Anki is perhaps the most important tool in my endeavor to learn French. Every day I dutifully spend 20 – 40 minutes reviewing my flashcards, and a couple of times a week I spend more time adding new cards.
I’m following Gabe Wyner’s overall strategy for learning the language, and when it comes to vocabulary, Gabe recommends learning words from a frequency dictionary. I’ve been following this approach for over a year now.
Recently I’ve been wondering — about how many French words do I know? I know it’s about 1,000-2,000 of the most frequent words, but how can I be more precise? I decided to write a small Ruby script to mine Anki’s database and find out more about my French vocabulary.
The Counting Problem
Gabe has two approaches to creating vocabulary flashcards:
- The French word on one side and a picture on the other side.
- A fill-in-the-blank card, where I see a picture and a French sentence with a missing word, and I need to fill in the blank.
The trouble is, as I work my way through the frequency list, some words are simply too abstract or too difficult for me to create a picture card for right away. Gabe’s suggestion? Skip it! I can always come back later and add some fill-in-the-blank cards when I have a stronger overall vocabulary. But this means I can’t simply glance at my frequency dictionary to see how many words I know.
Tools
- ActiveRecord – Anki’s data is stored in a SQLite database.
- Anki 2 Annotated Schema – Thank goodness Shawn Moore (sartak) documented the schema! The table and column names are not immediately obvious.
- Ruby, of course, drives the script.
The Ruby script is available in this GitHub repository. For the rest of this post, I will assume a familiarity with Anki’s basic data structures – notes, models, fields, etc. Please see the Anki manual for additional information.
Counting Word-Picture Cards
The first of my two types of cards are picture cards, which are represented by the vocabulaire model. Each note using the vocabulaire model yields two cards — one card with the French word on the front and the picture on the back, and another card with the picture on the front and the French word on the back. If I can count how many vocabulaire notes I have, then I know how many words I have.
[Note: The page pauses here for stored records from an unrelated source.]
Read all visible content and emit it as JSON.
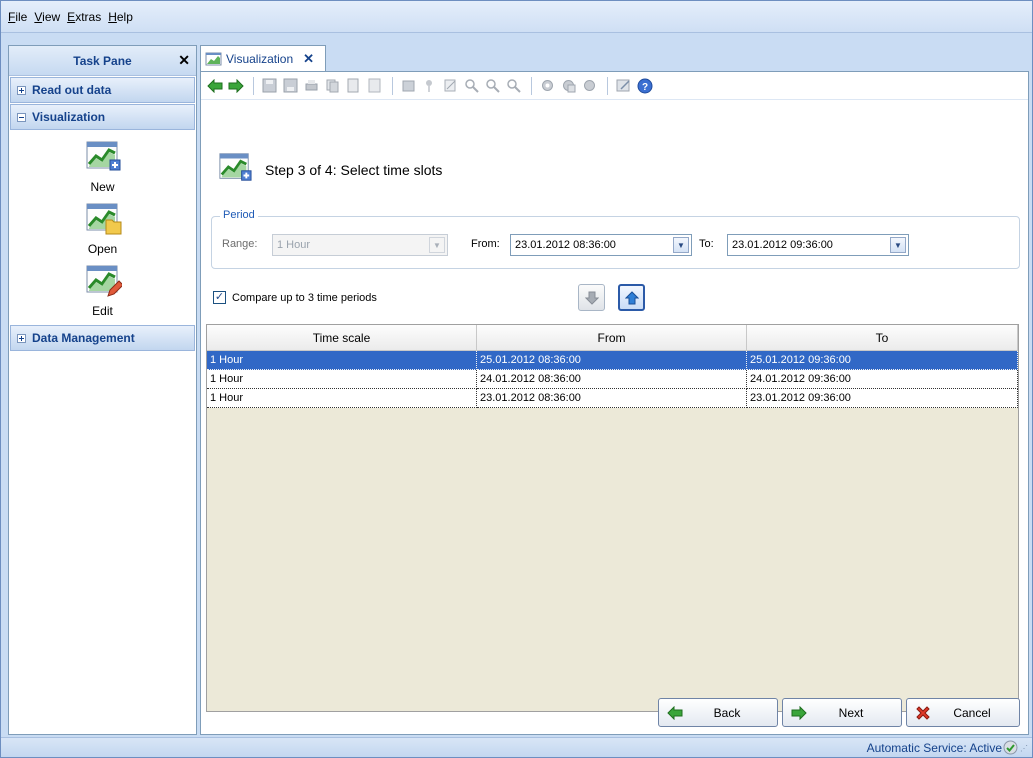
{
  "menu": {
    "items": [
      {
        "accel": "F",
        "rest": "ile"
      },
      {
        "accel": "V",
        "rest": "iew"
      },
      {
        "accel": "E",
        "rest": "xtras"
      },
      {
        "accel": "H",
        "rest": "elp"
      }
    ]
  },
  "taskpane": {
    "title": "Task Pane",
    "close_glyph": "✕",
    "sections": [
      "Read out data",
      "Visualization",
      "Data Management"
    ],
    "tools": [
      "New",
      "Open",
      "Edit"
    ]
  },
  "tab": {
    "label": "Visualization",
    "close_glyph": "✕"
  },
  "wizard": {
    "step_title": "Step 3 of 4: Select time slots",
    "period_legend": "Period",
    "range_label": "Range:",
    "range_value": "1 Hour",
    "from_label": "From:",
    "from_value": "23.01.2012 08:36:00",
    "to_label": "To:",
    "to_value": "23.01.2012 09:36:00",
    "compare_label": "Compare up to 3 time periods",
    "compare_checked": "✓"
  },
  "grid": {
    "columns": [
      "Time scale",
      "From",
      "To"
    ],
    "rows": [
      [
        "1 Hour",
        "25.01.2012 08:36:00",
        "25.01.2012 09:36:00"
      ],
      [
        "1 Hour",
        "24.01.2012 08:36:00",
        "24.01.2012 09:36:00"
      ],
      [
        "1 Hour",
        "23.01.2012 08:36:00",
        "23.01.2012 09:36:00"
      ]
    ],
    "selected_row": 0
  },
  "buttons": {
    "back": "Back",
    "next": "Next",
    "cancel": "Cancel"
  },
  "status": {
    "text": "Automatic Service: Active"
  },
  "colors": {
    "accent": "#15428b",
    "selection": "#3168c6",
    "frame": "#c9dcf3"
  }
}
…Except that isn’t quite right. For some words, when I find some extra special pictures, or need additional help learning the word, I’ll add multiple picture cards for one word. In this case, the extra cards do not have the revers field set on the note. For simplicity’s sake, I’m going to skip notes that do not have the revers field set.
Given Anki’s database schema and nested JSON data, to count vocabulaire notes, I need to:
- Find the vocabulaire model and get its id.
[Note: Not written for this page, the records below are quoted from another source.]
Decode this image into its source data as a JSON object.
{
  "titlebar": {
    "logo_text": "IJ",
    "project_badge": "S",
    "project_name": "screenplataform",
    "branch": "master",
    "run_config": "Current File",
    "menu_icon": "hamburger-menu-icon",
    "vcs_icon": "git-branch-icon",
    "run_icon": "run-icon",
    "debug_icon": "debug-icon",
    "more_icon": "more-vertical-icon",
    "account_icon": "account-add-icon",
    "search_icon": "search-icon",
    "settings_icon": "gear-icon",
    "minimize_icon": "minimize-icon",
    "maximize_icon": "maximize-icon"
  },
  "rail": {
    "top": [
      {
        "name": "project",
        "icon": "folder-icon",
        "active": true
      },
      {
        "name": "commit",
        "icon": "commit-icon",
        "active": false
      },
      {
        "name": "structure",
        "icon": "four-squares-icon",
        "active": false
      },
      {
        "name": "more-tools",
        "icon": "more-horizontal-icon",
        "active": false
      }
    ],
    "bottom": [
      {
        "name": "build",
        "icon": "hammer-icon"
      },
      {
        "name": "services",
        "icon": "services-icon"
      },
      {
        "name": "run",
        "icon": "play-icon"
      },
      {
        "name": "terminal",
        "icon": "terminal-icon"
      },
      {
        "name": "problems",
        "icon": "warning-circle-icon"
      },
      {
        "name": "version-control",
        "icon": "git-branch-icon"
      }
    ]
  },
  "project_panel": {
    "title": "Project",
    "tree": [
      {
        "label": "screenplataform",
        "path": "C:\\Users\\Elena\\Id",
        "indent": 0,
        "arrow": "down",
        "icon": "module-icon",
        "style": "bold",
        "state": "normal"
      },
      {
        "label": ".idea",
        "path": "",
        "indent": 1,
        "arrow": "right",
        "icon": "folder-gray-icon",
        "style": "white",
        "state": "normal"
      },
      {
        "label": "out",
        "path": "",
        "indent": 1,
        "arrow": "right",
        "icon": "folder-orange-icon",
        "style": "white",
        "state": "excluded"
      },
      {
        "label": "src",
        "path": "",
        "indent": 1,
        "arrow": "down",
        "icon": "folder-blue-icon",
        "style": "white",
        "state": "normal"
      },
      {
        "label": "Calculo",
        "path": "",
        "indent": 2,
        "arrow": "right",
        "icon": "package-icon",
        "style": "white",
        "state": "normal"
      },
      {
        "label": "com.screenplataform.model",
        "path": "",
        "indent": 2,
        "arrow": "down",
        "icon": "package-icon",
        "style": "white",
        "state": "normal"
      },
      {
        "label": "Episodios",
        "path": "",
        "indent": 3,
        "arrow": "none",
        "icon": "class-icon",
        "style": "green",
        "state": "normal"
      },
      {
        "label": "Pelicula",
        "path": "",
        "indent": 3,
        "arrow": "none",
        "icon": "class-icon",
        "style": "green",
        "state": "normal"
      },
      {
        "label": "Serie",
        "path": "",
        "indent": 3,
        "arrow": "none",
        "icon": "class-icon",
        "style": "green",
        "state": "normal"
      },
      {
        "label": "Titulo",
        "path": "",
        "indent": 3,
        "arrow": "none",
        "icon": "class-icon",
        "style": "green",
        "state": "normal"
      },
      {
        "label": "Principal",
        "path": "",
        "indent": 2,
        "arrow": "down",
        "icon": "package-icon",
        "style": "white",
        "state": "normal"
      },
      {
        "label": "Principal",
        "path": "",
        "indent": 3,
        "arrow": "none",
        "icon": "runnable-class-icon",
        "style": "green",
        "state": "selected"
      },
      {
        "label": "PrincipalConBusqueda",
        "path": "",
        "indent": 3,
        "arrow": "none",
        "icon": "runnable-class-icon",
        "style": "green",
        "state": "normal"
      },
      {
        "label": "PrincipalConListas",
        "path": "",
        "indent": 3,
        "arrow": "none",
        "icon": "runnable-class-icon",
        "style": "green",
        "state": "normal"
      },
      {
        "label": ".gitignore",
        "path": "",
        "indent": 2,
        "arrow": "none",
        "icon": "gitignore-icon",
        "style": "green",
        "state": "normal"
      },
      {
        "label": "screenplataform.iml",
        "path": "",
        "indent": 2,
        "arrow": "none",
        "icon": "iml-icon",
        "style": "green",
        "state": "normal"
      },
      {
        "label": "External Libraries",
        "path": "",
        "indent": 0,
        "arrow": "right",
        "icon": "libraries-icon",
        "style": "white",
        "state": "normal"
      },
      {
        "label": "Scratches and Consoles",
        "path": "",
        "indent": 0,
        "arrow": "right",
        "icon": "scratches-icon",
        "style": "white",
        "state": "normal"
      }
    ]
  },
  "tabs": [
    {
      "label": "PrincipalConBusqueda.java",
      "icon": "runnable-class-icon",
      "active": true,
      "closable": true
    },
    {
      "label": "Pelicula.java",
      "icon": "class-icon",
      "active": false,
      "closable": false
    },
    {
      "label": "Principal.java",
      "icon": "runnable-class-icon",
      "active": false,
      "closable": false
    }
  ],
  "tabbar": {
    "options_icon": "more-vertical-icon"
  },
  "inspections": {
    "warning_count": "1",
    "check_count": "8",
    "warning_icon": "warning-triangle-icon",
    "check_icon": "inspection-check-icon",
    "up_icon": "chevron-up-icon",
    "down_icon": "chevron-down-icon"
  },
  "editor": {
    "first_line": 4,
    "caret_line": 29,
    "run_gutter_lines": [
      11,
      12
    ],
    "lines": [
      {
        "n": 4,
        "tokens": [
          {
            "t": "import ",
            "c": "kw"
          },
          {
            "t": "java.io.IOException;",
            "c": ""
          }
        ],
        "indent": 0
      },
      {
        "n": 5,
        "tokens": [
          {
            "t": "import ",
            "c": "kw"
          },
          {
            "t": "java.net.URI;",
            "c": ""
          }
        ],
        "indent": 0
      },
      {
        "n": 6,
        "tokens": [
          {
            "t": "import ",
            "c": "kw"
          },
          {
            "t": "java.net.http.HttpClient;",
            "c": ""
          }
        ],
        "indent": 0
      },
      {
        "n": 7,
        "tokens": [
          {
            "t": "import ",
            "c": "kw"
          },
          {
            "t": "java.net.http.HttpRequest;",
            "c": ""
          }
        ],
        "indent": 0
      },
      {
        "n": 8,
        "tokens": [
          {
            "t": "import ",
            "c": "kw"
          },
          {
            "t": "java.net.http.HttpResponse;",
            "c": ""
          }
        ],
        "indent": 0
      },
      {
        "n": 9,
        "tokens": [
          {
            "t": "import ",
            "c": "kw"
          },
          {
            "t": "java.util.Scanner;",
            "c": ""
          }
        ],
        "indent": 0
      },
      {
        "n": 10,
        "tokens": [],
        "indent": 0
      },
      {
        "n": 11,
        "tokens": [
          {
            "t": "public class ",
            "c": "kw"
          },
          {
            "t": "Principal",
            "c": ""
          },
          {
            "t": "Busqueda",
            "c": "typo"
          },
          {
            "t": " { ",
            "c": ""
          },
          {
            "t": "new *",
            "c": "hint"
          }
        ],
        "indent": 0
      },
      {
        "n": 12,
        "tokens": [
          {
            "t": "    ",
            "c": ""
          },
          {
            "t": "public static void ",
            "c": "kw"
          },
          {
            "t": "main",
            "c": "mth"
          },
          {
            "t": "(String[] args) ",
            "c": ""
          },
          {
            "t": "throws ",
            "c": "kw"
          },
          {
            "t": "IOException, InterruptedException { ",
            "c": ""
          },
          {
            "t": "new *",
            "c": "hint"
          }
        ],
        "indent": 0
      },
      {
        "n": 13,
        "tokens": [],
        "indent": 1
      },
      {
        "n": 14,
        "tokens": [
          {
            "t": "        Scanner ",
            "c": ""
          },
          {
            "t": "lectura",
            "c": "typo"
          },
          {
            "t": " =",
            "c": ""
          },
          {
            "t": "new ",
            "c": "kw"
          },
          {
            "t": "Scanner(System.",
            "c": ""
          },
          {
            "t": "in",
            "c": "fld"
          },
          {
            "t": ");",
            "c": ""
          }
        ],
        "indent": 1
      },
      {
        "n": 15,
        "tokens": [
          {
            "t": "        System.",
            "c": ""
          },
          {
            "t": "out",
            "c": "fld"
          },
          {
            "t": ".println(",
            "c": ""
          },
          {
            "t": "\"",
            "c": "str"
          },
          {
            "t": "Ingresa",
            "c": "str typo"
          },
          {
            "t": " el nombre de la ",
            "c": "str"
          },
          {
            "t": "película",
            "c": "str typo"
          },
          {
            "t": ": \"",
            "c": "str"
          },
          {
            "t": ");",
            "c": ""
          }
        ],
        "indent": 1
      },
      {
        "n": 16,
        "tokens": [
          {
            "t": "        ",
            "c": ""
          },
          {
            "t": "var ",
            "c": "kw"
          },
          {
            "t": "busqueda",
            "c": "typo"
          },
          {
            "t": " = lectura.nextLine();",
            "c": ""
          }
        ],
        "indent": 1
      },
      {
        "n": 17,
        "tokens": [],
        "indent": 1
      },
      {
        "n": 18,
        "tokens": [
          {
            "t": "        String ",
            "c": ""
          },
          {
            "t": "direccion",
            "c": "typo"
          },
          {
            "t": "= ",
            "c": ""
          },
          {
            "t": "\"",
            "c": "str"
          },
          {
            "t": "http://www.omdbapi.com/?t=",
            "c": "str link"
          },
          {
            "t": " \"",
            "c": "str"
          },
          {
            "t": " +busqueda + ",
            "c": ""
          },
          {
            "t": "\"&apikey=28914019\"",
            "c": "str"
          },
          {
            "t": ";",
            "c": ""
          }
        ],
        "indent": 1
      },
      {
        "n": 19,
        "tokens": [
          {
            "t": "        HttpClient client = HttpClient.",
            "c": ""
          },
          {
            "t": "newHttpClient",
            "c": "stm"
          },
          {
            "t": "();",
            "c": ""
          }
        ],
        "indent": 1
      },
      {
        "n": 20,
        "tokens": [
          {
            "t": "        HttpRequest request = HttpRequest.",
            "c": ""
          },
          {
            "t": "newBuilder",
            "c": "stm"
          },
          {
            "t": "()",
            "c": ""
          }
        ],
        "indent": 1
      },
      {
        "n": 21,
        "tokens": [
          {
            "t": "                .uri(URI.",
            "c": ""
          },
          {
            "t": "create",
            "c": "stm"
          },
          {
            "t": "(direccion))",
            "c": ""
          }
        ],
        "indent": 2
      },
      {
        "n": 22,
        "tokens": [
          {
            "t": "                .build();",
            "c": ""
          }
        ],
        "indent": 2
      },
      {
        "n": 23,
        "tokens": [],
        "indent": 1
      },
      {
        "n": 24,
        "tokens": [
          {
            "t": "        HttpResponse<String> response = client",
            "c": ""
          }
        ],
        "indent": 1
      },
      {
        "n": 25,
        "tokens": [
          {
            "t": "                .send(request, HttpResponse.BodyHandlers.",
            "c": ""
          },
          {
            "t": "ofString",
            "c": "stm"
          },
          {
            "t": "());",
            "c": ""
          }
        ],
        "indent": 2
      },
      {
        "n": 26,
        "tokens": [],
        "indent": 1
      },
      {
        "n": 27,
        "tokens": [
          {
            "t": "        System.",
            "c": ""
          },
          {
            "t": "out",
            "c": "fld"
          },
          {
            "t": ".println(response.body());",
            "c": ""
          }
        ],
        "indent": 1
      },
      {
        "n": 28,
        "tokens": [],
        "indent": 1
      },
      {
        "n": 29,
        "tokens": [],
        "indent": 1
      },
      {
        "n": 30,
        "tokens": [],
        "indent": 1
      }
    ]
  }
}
- Figure out which index the revers field is at in each note.
- Find all of the notes referencing the above model id.
- Filter out notes which have a blank value for the revers field.
- Get a final count of the remaining notes.
As you can see, counting these notes isn’t trivial, but it’s not too bad either. Check out the count_vocabulaire_words method for the implementation details.
Counting Fill-in-the-Blank Cards
The second type of vocabulary card I create are fill-in-the-blank cards using the vocabularie – cloze model via cloze deletions. I like how my vocabulaire notes generate two cards per word, so I also create two fill-in-the-blank notes for every word.
To count this type of note, I need to:
- Find the vocabulaire – cloze model and get its id.
- Find all of the notes referencing this model id.
- Divide the number of notes by two.
Again, you may reference the count_vocabulaire_cloze_words implementation to see the details. This method is quite straightforward. Thanks, ActiveRecord.
Conclusion
The result? 1,432 vocabulaire words plus 258 vocabulaire – cloze words means I know about 1,690 French words. Of course, this is a rough estimate, but it looks about right. In reality, I probably know quite a few more French words that I’ve picked up in my grammar book, Easy French Reader, and other readings, but scouring the Anki database gives me 1,690 words, and I’m happy with that number for now.
It’s also worth noting that I probably could’ve gotten a reasonable estimate by using the browser built into Anki. But this was a nice way to test out connecting ActiveRecord to the Anki database, and it makes me wonder what kind of interesting queries I can write next.
P.S.
If you’re interested in learning a new language, be sure to check out Gabe’s wildly successful Kickstarter project. Jared and I backed the project and are looking forward to Gabe’s pronunciation decks coming out later this year!
P.P.S.
In the above vocabulaire – cloze card example, Julie has made a typical error that you’d expect from a native English speaker. Do you see it?
Edit 2/18/2014: I changed the name of the GitHub repository and have updated the link in this post.